As alterações não representam apenas uma atualização de texto normativo. Elas refletem uma mudança de paradigma na forma como o tribunal exercerá sua função constitucional de uniformizar a interpretação da legislação federal. Com isso, a seleção dos casos que chegam ao mérito ganha centralidade. A fonte não detalhou, no entanto, quais critérios objetivos orientam essa seleção.

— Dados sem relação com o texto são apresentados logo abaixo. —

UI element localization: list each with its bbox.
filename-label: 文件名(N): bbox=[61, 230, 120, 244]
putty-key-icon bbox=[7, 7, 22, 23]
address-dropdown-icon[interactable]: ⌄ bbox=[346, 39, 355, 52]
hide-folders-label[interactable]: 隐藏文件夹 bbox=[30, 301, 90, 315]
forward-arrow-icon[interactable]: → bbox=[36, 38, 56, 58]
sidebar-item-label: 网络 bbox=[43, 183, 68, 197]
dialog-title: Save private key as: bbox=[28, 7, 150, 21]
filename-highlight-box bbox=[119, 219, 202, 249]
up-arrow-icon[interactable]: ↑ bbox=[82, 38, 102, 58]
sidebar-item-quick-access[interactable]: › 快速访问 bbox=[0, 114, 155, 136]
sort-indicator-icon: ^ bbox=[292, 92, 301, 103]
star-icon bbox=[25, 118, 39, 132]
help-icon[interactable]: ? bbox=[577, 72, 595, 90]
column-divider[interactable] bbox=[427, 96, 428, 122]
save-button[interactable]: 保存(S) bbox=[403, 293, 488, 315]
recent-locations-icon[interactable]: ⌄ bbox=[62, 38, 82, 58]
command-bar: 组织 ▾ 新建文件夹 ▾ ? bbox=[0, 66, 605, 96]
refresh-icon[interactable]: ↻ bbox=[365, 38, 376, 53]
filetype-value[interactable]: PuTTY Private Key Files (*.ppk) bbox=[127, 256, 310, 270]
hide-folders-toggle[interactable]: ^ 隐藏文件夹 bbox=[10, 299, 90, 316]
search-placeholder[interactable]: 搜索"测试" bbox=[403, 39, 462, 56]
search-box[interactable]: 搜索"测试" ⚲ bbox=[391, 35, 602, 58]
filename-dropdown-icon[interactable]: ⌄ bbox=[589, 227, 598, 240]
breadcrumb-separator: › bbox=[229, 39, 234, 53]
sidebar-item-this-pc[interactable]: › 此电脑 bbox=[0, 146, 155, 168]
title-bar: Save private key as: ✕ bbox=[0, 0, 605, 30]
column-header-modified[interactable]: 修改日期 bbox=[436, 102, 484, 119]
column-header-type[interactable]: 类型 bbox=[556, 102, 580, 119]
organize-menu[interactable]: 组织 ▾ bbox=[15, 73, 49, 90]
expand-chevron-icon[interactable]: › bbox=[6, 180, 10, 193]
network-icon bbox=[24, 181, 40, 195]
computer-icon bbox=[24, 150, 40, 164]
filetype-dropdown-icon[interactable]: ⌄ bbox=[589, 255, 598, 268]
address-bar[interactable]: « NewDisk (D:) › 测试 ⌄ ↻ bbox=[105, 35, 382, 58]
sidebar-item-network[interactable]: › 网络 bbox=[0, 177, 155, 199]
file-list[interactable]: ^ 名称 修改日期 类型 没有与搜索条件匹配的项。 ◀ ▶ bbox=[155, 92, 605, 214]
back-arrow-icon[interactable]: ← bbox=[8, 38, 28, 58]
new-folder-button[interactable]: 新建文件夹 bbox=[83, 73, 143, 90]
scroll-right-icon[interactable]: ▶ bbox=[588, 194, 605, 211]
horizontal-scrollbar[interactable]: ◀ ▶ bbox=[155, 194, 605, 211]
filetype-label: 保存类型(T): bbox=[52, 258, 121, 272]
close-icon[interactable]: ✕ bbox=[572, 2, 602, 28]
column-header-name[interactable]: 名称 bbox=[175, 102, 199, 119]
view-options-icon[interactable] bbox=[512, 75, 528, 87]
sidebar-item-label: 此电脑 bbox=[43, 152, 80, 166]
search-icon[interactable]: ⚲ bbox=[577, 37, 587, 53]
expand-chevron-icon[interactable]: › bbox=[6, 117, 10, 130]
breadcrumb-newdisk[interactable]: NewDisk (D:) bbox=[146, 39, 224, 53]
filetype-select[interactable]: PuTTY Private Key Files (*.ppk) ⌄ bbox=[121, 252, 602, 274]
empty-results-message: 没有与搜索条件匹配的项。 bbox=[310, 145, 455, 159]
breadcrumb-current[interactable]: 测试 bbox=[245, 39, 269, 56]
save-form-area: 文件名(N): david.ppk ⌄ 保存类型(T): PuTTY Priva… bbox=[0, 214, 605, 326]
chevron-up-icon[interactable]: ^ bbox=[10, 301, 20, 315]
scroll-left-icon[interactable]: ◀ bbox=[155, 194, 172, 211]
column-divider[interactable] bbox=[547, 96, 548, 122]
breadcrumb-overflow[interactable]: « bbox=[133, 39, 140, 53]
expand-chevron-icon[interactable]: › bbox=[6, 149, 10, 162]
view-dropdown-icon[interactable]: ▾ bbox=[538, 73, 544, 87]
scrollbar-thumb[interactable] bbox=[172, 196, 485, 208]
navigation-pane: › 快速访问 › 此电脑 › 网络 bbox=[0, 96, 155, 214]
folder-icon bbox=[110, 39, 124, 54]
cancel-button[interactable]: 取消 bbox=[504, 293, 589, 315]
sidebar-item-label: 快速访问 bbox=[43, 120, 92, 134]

A expressão “corte de precedentes” indica um modelo decisório voltado à formação de precedentes. Nesse desenho, o filtro de relevância aparece como elemento central da nova sistemática. A ausência de detalhamento sobre os critérios técnicos, porém, deixa espaço para interpretações e exige atenção dos advogados.
Reforma se manifesta em três frentes
Segundo o material divulgado, as alterações regimentais do STJ se manifestam em, ao menos, três frentes. A reforma não se limita a um único dispositivo, mas atinge a estrutura do processamento dos recursos e a lógica de formação dos precedentes. A fonte não detalhou o conteúdo específico de cada frente, o que reforça a necessidade de uma leitura atenta do regimento.
Essa pluralidade de frentes sugere que a mudança é sistêmica, e não pontual. Cada frente pode ter impactos diferentes na rotina forense, desde a admissibilidade dos recursos até o julgamento do mérito. Sem mais detalhes, a recomendação é que advogados acompanhem os atos normativos complementares e os primeiros julgados sob a nova sistemática. A alta complexidade do tema aumenta a importância de um conhecimento técnico especializado.
Advocacia com expertise em tribunais superiores
Diante desse cenário, torna-se indispensável a atuação de advogados com expertise específica em tribunais superiores. O novo ambiente processual valoriza o conhecimento aprofundado dos ritos internos e das estratégias de julgamento. Não basta conhecer o mérito da causa; é preciso compreender o funcionamento do STJ e as particularidades do regimento reformado.
Atuação presencial e a “estreita fresta regimental”
A publicação destaca que existe uma estreita fresta regimental por onde ainda é possível, com técnica e atuação presencial, reverter o resultado. A expressão indica que as decisões desfavoráveis podem ser combatidas em hipóteses específicas, desde que o advogado atue no momento certo e da forma adequada. A atuação presencial, mencionada na publicação, reforça o valor da sustentação oral e da presença nas sessões de julgamento. Essa é uma mudança relevante para escritórios que atuam de forma predominantemente documental.
Presidente pode decidir e relatar recurso próprio
Um dos pontos que chamam atenção é a possibilidade de o presidente do STJ decidir e relatar o recurso contra sua própria decisão. A informação consta na publicação e pode gerar debates sobre imparcialidade e segurança jurídica. A fonte não detalhou, contudo, em quais situações a regra será aplicada.
A previsão reforça a necessidade de advogados dominarem as minúcias regimentais. Em um sistema de precedentes, o papel das partes e de seus procuradores é também o de fiscalizar a correta aplicação das regras. Conhecer hipóteses como essa é essencial para avaliar riscos processuais e definir a melhor estratégia de impugnação. A reforma, nesse ponto, amplia a complexidade da atuação profissional.
Impacto prático e próximos passos
A reforma regimental do STJ inaugura um ciclo em que o filtro de relevância e o sistema de precedentes caminham juntos. Para advogados e operadores do Direito, a mensagem é clara: a atuação em tribunais superiores exige especialização, presença e leitura atenta das brechas regimentais. O acompanhamento das próximas decisões e dos atos normativos será essencial para medir o alcance prático das mudanças.
Embora a fonte não detalhe todos os desdobramentos, há sinais objetivos de que o tribunal passará a selecionar com mais rigor os temas que merecem uniformização. A locução “estreita fresta regimental” resume o novo cenário: as possibilidades de reversão existem, mas dependem de técnica e atuação presencial. A reforma, portanto, não é apenas procedimental; é estratégica. Advogados que desejam atuar na frente do STJ precisarão se adaptar rapidamente a essa realidade.